Aos 8 anos, Ednaldo é o modelo do quadro acima.

Aos 73, o escritor vê um modelo.

Entendam. A pintura de Jeff Alan é também manifestação de sentimentos antirracistas, de uma onda de solidariedade que a invade. Mas somente tais  necessários sentimentos não fazem uma arte digna de humanidade. Ao mesmo tempo, sem tais sentimentos a pintura de Jeff Alan não existe. Seria qualquer coisa como alma a vagar no purgatório, alma sem rosto, sem inteligência, sem mais nada. Alma vazia. Isso significa: o artista possui a sua identidade no que ele expressa. E o que ele expressa vai além dos retratados, pois a vida não é só isso o que se vê, como no samba de Paulinho da Viola. Ver a sua pintura, ver o seu povo pintado é uma felicidade, uma promessa de futuro para todo menino Ednaldo. 

Nas palavras do curador, escritor e antropólogo Bruno Albertim:

“Nesta terra de doce açúcar, os pretos e pretas não tiveram acesso a preservar os rostos de seus antepassados. Precisaram construir uma ancestralidade mais coletiva, não individualizada, arquétipos do Atlântico do não-retorno no lugar das feições de avós e avôs para seus prantos. Uma saudade permanente, erguida sem rostos. Um choro por todos, não pelo parente, cuja face sumiu da história,

A pintura de Jeff Alan não é o olho da casa-grande quem, ‘generosamente’, procura enxergar os por ela subalternizados. Guarde-se a alteridade perversa.

Para a pintura de suas figuras, Jeff Allan se vale da observação íntima. Muitas vezes, mais novo, sentava-se numa das mesas do Caldinho do Beco, estabelecimento de seu tio Albérico Mendes da Silva, irmão de sua mãe, Lucilene, apenas para ver como o ir e vir naquele bairro ia ditando as formas de interação e vivências sociais.
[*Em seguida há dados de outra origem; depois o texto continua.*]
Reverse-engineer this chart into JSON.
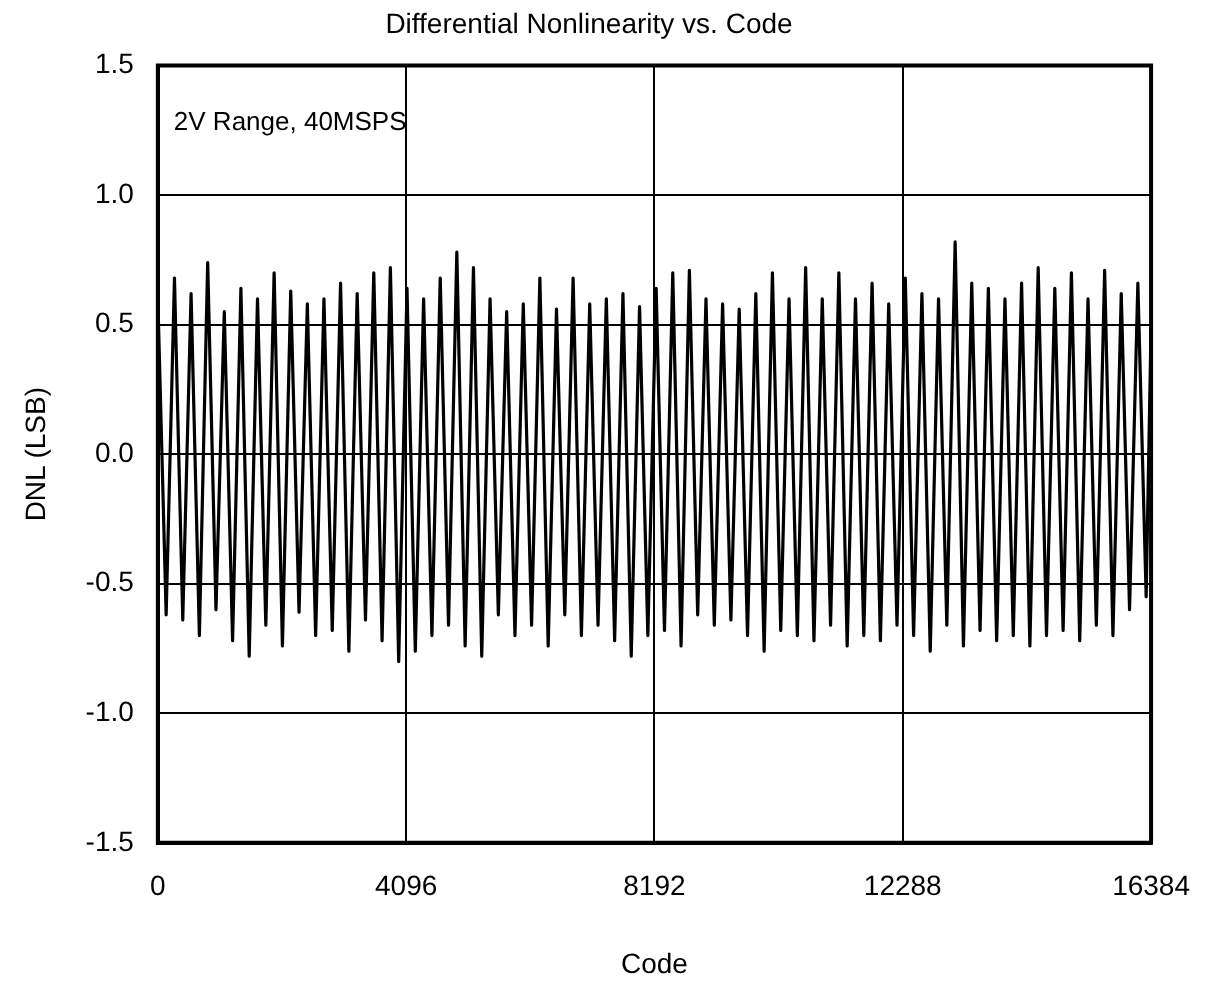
{
  "chart_data": {
    "type": "line",
    "title": "Differential Nonlinearity vs. Code",
    "xlabel": "Code",
    "ylabel": "DNL (LSB)",
    "annotations": [
      "2V Range, 40MSPS"
    ],
    "xlim": [
      0,
      16384
    ],
    "xticks": [
      0,
      4096,
      8192,
      12288,
      16384
    ],
    "ylim": [
      -1.5,
      1.5
    ],
    "yticks": [
      1.5,
      {
        "value": 1,
        "label": "1.0"
      },
      0.5,
      {
        "value": 0,
        "label": "0.0"
      },
      -0.5,
      {
        "value": -1,
        "label": "-1.0"
      },
      -1.5
    ],
    "grid": true,
    "legend": false,
    "marker": "none",
    "series": [
      {
        "color": "#000000",
        "x": [
          0,
          137,
          274,
          411,
          548,
          685,
          822,
          959,
          1096,
          1233,
          1370,
          1507,
          1644,
          1781,
          1918,
          2055,
          2192,
          2329,
          2466,
          2603,
          2740,
          2877,
          3014,
          3151,
          3288,
          3425,
          3562,
          3699,
          3836,
          3973,
          4110,
          4247,
          4384,
          4521,
          4658,
          4795,
          4932,
          5069,
          5206,
          5343,
          5480,
          5617,
          5754,
          5891,
          6028,
          6165,
          6302,
          6439,
          6576,
          6713,
          6850,
          6987,
          7124,
          7261,
          7398,
          7535,
          7672,
          7809,
          7946,
          8083,
          8220,
          8357,
          8494,
          8631,
          8768,
          8905,
          9042,
          9179,
          9316,
          9453,
          9590,
          9727,
          9864,
          10001,
          10138,
          10275,
          10412,
          10549,
          10686,
          10823,
          10960,
          11097,
          11234,
          11371,
          11508,
          11645,
          11782,
          11919,
          12056,
          12193,
          12330,
          12467,
          12604,
          12741,
          12878,
          13015,
          13152,
          13289,
          13426,
          13563,
          13700,
          13837,
          13974,
          14111,
          14248,
          14385,
          14522,
          14659,
          14796,
          14933,
          15070,
          15207,
          15344,
          15481,
          15618,
          15755,
          15892,
          16029,
          16166,
          16303,
          16383
        ],
        "values": [
          0.6,
          -0.62,
          0.68,
          -0.64,
          0.62,
          -0.7,
          0.74,
          -0.6,
          0.55,
          -0.72,
          0.64,
          -0.78,
          0.6,
          -0.66,
          0.7,
          -0.74,
          0.63,
          -0.61,
          0.58,
          -0.7,
          0.6,
          -0.68,
          0.66,
          -0.76,
          0.62,
          -0.64,
          0.7,
          -0.72,
          0.72,
          -0.8,
          0.64,
          -0.76,
          0.6,
          -0.7,
          0.68,
          -0.66,
          0.78,
          -0.74,
          0.72,
          -0.78,
          0.6,
          -0.62,
          0.55,
          -0.7,
          0.58,
          -0.66,
          0.68,
          -0.74,
          0.56,
          -0.62,
          0.68,
          -0.7,
          0.58,
          -0.66,
          0.6,
          -0.72,
          0.62,
          -0.78,
          0.57,
          -0.7,
          0.64,
          -0.68,
          0.7,
          -0.74,
          0.71,
          -0.62,
          0.6,
          -0.66,
          0.58,
          -0.64,
          0.56,
          -0.7,
          0.62,
          -0.76,
          0.7,
          -0.68,
          0.6,
          -0.7,
          0.72,
          -0.72,
          0.6,
          -0.66,
          0.7,
          -0.74,
          0.6,
          -0.7,
          0.66,
          -0.72,
          0.58,
          -0.66,
          0.68,
          -0.7,
          0.62,
          -0.76,
          0.6,
          -0.66,
          0.82,
          -0.74,
          0.66,
          -0.68,
          0.64,
          -0.72,
          0.6,
          -0.7,
          0.66,
          -0.74,
          0.72,
          -0.7,
          0.64,
          -0.68,
          0.7,
          -0.72,
          0.6,
          -0.66,
          0.71,
          -0.7,
          0.62,
          -0.6,
          0.66,
          -0.55,
          0.48
        ]
      }
    ]
  }
}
As idas e vindas da escola; o voltar do trabalho; as pausas para as conversas descompromissadas. No Barro, bairro recifense com pouco mais de 30 mil habitantes.

Ao trazer seus contemporâneos, quase sempre tão periféricos porque pretos, quase sempre pretos porque periféricos, para o centro não apenas da composição, mas a lugares sociais historicamente negados, Jeff Alan e sua pintura nos informam: Comigo, ninguém pode!”.

Com a sua pintura, Jeff Alan faz uma paráfrase de Cícero Dias; eu vi o mundo, ele começava na periferia do Recife. A terra para sua arte é de todo o mundo, sem fronteiras de raça ou lugar.